Were you angry with him when you found out?

"I was never pissed off with him when I was younger. All I wanted to know were stories about him. I wanted to know about the happy stuff, and the funny things. And then when my mum started to write the book about dad (Touching From a Distance, a no-holds-barred depiction of a driven, sometimes unpleasant man, tortured by epileptic fits), I decided to find out more. So, I read some Joy Division books and most of them said, 'He killed himself because he had marital problems.' I knew that was rubbish. People don't kill themselves because of a failing relationship - they try to make it work or decide to move on. My dad was f*****. He was depressed, and he had terrible epilepsy that made him miserable."

Cummins, who has an almost fatherly affection for Natalie, gently prods her. "So, you're saying that you never felt anger towards your dad for killing himself."

Natalie takes a deep breath. "I have thought, 'What an idiot.' Not just because he wasn't around for me, but because he was so good at what he did and he left so little music. But being a rock star wasn't good for his health - the touring and drinking. He bloody knew that drinking alcohol stops your epilepsy medication from working."

But when you're in a successful band, it's hard to resist the temptations of life on the road.

"Well, yes, I can understand that it was all probably too exciting to be thinking, 'Oh, I'm ill, and alcohol and lack of sleep are seizure triggers, and all this will only make me more ill.' But when he decided that he'd had enough, he could have written a book instead. He didn't have to go back to a 9-5 job. He didn't have to kill himself."

Ian Curtis committed suicide on May 18, 1980, on the eve of a tour to America that was expected to break Joy Division in the world's most lucrative market. His musical legacy is small but incalculably influential. His personal legacy is no less impressive. His daughter is a bright, tenacious cookie, her steeliness shrouded by a deceptive shyness.
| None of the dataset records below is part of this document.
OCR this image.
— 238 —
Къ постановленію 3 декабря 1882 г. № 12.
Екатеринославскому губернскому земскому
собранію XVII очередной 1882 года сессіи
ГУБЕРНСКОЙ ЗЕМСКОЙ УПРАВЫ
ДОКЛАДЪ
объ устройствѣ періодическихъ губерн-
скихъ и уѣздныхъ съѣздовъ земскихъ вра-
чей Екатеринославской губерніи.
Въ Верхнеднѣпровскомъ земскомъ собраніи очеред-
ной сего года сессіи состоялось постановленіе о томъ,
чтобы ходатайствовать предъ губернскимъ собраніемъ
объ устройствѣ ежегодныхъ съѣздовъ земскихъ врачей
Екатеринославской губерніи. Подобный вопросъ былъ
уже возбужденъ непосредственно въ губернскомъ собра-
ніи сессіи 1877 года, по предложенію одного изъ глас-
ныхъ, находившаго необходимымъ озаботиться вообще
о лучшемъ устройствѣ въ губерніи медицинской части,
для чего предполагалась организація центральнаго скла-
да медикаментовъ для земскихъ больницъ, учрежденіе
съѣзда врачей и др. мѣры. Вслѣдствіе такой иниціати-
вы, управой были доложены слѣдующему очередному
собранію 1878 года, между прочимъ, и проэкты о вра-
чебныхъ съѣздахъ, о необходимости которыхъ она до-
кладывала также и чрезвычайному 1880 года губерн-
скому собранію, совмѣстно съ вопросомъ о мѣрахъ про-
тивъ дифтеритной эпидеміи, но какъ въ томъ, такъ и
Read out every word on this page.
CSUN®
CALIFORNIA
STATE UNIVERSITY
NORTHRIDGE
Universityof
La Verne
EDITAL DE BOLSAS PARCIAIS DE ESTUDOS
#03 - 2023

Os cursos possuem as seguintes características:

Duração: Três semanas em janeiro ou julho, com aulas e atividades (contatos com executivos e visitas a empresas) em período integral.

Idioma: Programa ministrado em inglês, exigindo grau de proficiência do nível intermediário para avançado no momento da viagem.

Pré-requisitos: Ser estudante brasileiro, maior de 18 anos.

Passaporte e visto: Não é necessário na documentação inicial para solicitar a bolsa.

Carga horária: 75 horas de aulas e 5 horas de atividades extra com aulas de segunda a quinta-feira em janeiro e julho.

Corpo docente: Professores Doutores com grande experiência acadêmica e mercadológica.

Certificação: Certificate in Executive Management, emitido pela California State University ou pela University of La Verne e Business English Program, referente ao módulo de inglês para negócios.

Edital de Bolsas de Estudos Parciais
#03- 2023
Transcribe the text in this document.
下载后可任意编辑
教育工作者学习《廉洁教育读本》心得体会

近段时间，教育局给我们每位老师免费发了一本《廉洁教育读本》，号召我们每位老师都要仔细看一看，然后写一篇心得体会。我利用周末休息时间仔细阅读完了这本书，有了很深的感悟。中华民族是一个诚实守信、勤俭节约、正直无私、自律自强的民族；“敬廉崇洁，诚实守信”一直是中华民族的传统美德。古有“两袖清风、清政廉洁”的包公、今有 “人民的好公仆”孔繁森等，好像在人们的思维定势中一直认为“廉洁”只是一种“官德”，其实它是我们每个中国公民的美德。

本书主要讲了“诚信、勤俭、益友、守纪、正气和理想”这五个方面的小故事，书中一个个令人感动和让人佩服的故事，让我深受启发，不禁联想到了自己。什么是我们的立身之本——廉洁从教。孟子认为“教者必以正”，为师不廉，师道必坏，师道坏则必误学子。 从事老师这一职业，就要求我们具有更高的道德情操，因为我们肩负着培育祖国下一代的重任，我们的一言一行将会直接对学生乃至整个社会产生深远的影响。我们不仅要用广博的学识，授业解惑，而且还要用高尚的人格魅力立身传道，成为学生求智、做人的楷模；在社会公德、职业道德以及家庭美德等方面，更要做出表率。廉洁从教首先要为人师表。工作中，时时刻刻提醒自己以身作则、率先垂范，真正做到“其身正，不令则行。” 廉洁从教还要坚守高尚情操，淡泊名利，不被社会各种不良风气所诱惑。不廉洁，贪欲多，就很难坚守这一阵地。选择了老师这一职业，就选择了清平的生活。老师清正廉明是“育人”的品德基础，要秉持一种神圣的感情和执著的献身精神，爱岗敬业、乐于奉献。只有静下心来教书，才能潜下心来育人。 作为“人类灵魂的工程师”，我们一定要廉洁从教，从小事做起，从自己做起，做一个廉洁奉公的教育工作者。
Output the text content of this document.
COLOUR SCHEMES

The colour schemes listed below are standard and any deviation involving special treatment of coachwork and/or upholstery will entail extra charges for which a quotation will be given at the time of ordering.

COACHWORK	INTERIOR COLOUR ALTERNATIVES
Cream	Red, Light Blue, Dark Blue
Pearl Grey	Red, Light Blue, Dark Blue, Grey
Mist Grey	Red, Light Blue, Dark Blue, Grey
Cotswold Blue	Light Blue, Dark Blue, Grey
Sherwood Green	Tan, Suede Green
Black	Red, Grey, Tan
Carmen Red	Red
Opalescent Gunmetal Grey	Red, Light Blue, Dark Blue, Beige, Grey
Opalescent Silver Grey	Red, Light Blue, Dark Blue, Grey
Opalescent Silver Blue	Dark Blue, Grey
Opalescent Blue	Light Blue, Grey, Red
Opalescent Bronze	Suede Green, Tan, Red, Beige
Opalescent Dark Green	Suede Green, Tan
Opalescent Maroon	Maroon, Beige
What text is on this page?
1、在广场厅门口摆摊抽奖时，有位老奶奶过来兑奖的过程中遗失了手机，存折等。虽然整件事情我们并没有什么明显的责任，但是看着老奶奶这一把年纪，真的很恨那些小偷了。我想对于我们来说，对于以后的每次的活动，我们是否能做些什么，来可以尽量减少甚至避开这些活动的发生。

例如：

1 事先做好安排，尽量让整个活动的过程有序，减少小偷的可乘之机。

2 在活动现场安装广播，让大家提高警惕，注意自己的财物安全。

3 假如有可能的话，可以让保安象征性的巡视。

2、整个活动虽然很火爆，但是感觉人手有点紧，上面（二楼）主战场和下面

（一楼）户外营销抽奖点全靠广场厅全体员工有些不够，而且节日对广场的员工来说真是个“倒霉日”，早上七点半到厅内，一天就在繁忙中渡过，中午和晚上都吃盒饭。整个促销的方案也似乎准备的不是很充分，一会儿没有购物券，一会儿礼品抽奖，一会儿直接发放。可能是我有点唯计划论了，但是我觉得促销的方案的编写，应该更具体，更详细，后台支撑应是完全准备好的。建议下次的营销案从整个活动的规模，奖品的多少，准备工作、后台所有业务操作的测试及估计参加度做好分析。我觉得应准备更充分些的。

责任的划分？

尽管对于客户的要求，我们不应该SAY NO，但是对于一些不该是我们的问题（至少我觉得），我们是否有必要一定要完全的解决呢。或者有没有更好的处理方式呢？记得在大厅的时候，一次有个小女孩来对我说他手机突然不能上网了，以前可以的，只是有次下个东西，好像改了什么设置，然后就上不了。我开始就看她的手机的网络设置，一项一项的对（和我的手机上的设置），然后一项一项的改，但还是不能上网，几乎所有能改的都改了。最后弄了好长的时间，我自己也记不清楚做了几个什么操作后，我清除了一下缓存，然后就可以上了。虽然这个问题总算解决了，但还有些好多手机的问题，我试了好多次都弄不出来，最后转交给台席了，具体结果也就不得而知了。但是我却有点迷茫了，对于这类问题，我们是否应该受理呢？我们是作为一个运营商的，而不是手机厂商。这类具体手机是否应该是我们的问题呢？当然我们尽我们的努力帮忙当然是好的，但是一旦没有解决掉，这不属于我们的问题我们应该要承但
She is also fiercely proud of her father, and touchingly defiant about the manner of his death.

"Depression has become less of a taboo now, but suicide is still not talked about much. I remember when a friend of mine killed himself a few years back, nobody would talk about itin front of me. It really annoyed me. I thought if suicide was good enough for my dad, then it's good enough for anyone."